I no longer believe it is unkind to be honest (though I can certainly be honest in an unkind way). Or it is wrong to be truthful. Or it is most right to be an optimist. Or there is virtue in pretending “God’s got this.” Because, while he does, he didn’t create humans to be mere playthings but to invite us into the play itself, to be fellow creators and participants in the full and messy work of redemption. Trite doesn’t fit in my worldview any longer. I see the one-dimensionalness of my former self here and mostly just feel so sad for her and I do want to cup her face in my hands and tell her God does got this, but I won’t.
I needed to see the world, live in some major cities, marry a divorced man, experience the complexity of racially motivated gun violence, lose one hundred thousand dollars, experience the ache of leaving a church and trying our best to do it well. I needed to stop abusing my body through dieting. I needed to admit I needed more for my anxiety than breathing exercises. I needed to lay in an Emergency Room at midnight on morphine and be told, without question, unless we terminated my pregnancy I would die. I needed to see the look in my husband’s eyes when I said no. And the look in his eyes when I came out of surgery a week later. I needed to grieve. I needed to finally, finally, finally, look at what was hard in my life and say, “This is too hard and I can’t bear it,” because until then I thought the virtuous Christian life was to bear it, the full weight of all of it, to pretend to not need anything or anyone but Christ, and to do it with faith and a smile and words of God’s goodness on my lips.
Coming home, for me, means facing that former version of myself as she was when she left (and perhaps seeing vestiges of her in others) and saying, “No more.” I hold complexity in my hands with equal weight now, the good and the bad, the right and the left, the liberal and the conservative, the faith and the doubt, the joy and the grief, the hope and the heartache. I fight the urge to land or prove or defend or demand.
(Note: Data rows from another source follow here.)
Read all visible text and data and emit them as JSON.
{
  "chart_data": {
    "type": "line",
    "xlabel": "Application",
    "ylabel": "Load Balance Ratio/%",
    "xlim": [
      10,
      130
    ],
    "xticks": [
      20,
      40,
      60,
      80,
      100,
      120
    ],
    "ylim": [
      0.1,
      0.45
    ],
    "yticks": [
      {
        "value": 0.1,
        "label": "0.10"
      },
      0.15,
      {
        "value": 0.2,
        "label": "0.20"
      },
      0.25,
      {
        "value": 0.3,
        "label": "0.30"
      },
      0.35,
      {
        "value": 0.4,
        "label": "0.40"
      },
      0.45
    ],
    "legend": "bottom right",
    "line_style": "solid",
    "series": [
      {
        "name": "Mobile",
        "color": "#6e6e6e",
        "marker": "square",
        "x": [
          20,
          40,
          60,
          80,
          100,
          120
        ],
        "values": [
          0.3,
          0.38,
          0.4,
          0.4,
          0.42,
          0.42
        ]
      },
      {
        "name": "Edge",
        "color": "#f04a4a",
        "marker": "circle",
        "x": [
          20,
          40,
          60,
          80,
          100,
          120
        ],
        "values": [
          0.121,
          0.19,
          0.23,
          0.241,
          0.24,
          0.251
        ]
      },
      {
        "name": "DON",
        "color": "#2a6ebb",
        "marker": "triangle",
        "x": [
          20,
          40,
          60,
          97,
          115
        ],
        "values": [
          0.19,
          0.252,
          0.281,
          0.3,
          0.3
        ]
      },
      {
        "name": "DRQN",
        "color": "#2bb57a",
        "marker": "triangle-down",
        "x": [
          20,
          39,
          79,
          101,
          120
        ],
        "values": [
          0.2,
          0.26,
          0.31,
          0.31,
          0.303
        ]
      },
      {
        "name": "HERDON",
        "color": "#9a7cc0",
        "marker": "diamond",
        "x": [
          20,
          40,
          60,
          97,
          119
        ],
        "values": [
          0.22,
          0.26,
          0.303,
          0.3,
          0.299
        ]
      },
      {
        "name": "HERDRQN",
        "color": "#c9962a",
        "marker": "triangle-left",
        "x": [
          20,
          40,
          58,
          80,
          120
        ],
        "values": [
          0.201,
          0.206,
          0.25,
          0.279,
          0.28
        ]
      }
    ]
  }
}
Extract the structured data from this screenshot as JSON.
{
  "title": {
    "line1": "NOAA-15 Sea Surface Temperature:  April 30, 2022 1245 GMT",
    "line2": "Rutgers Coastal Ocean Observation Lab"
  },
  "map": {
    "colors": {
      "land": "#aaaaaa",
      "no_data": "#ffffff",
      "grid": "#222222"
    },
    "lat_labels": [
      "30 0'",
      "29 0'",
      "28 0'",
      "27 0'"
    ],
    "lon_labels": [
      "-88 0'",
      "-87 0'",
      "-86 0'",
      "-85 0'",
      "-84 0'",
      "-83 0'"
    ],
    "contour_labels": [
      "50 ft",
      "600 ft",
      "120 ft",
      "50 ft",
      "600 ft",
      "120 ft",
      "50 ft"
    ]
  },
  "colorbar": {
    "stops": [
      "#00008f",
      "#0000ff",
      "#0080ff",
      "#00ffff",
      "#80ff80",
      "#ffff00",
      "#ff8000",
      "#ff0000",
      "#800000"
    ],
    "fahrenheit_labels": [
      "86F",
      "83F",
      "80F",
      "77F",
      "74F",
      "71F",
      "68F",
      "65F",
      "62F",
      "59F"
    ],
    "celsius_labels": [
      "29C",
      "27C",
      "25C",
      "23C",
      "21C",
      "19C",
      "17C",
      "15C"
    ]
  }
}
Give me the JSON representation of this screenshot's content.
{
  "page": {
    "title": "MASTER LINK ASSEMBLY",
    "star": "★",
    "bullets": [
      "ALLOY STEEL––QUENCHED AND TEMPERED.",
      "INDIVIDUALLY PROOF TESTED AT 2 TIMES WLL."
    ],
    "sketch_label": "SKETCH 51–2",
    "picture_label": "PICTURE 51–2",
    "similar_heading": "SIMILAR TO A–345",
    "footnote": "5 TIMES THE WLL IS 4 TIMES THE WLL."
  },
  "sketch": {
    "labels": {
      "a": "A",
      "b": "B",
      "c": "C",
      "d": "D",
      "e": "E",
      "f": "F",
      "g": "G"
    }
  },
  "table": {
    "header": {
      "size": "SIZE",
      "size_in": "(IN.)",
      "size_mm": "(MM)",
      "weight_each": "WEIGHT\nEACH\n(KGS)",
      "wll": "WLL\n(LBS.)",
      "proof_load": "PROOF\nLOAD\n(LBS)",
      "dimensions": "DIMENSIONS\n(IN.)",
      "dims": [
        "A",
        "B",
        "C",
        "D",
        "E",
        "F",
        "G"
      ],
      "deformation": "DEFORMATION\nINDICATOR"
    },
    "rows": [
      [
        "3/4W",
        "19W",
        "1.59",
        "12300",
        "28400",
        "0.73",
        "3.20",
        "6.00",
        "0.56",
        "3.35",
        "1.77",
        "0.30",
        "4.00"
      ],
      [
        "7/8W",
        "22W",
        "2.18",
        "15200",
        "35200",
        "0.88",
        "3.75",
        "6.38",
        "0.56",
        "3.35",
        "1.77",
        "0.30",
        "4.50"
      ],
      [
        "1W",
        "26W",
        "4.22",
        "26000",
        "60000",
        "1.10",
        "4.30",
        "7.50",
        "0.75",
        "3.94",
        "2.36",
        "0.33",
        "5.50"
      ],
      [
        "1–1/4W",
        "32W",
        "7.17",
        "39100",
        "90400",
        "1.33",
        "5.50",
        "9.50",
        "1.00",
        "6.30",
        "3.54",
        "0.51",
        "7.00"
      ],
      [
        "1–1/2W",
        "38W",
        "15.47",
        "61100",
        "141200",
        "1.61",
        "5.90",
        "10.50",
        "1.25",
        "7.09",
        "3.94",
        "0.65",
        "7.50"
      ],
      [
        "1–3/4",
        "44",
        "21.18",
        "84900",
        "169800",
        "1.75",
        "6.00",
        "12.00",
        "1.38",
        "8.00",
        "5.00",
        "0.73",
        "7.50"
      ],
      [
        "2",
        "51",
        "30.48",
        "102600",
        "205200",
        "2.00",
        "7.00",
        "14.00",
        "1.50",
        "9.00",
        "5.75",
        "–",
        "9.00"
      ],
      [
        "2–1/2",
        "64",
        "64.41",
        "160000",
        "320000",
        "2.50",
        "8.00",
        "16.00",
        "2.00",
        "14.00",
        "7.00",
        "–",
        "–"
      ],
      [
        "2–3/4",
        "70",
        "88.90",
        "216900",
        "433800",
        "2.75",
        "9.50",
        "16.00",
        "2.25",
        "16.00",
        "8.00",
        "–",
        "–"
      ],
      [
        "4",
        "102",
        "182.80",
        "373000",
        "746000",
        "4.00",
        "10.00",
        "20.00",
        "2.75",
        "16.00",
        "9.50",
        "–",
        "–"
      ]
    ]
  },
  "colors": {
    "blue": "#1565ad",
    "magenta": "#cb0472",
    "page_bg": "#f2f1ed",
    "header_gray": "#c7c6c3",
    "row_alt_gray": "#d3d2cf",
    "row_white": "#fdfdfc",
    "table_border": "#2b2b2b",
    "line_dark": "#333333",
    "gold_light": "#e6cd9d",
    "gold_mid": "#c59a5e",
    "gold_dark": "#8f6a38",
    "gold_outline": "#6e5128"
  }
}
I hear so many saying how they feel politically homeless this year, and I said the same words myself four years ago, but I don’t feel that way any longer because I don’t believe any human is meant to find themselves completely at home anywhere but in Christ. And coming home for me, while wonderful in a thousand beautiful ways and difficult in a thousand unspoken ways, is just as complex as it ought to be because that is what being human is. I drew harder lines around so many things three, five, ten years ago, labeling them right or wrong, good or bad. But I feel a slight and increasing softness in my soul that only comes not through hardship itself, but through acknowledging hardship and lamenting it with God, alongside God, to weep with the God who weeps. It’s a softness that enables us to welcome the full gamut of complex people and situations and churches and neighbors and politics with grace.
“So, does it feel like coming home?” Yes, but not in the way you may be asking the question. It is not coming home to the same church or same friends or same circles or habits. But it is, in a sense, the continuing journey of coming home to an honesty about myself and in that process, coming home to an honesty with Him.